Until recently, the samples involved in studies of nearby clusters were relatively small. The unprecedented scale of the COSMIC-DANCE database, including tens of millions of entries in multiple astrometric and photometric dimensions, cannot be comprehended by humans directly and makes standard selection techniques completely obsolete. Finding the needles in the haystack and turning the extraordinarily rich COSMIC-DANCE data collections into knowledge is a complex hyper-dimensional and Big-Data problem that we propose to solve using the most advanced methods from the areas of Data Mining and Probabilistic Learning. The objective is to decide on the cluster membership of sources and at the same time to derive the cluster’s fundamental properties (luminosity function, spatial distribution). The two problems must be solved concurrently because the membership of a source depends on the cluster properties, and the cluster properties can only be inferred from the members properties.

A simple example can illustrate the nested nature of this problem: a source located near the cluster core is more likely to be a member than a source located far from it. The spatial location of a source with respect to the cluster is telling us something about its membership, and we should use this important information to optimize the selection of members and minimize contamination. But to know the spatial distribution (e.g core location in this case) of the cluster, we first need to know its members. Hierarchical models are designed to deal with this kinf of "chicken-and-the-egg" problems.

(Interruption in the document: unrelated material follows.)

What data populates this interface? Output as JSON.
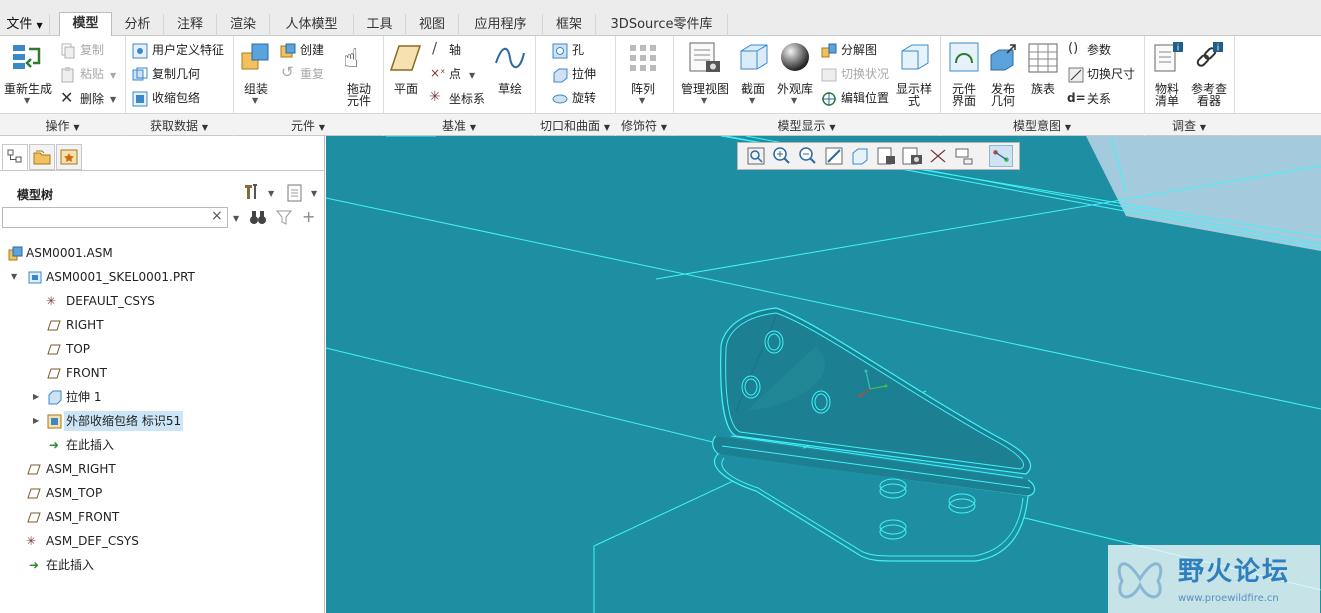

All of this must be accomplished in a high-dimensional space (typically ≥10-D of proper motions, colours and luminosities) and including a rigorous treatment of uncertainties and incomplete data.

Thanks to half a century of intense research, our knowledge of the nearby clusters is already well advanced, and good (although incomplete) samples of high-probability members exist based in particular on spectroscopic studies. Using that knowledge to define the prior distribution of our hierarchical models parameters facilitates the convergence of the analysis, ensures that only physically realistic parameters are probed, and makes the selection independent of evolutionary models. Special care is taken to make this technique scalable, as information and prior knowledge increase with new data (e.g. radial velocities, distances, rotational periods,…). In particular, it will be immediately applicable to the Gaia and Gaia-ESO catalogues, which we will use to complement COSMIC-DANCE and ensure a complete coverage from the fragmentation limit to the massive OB stars.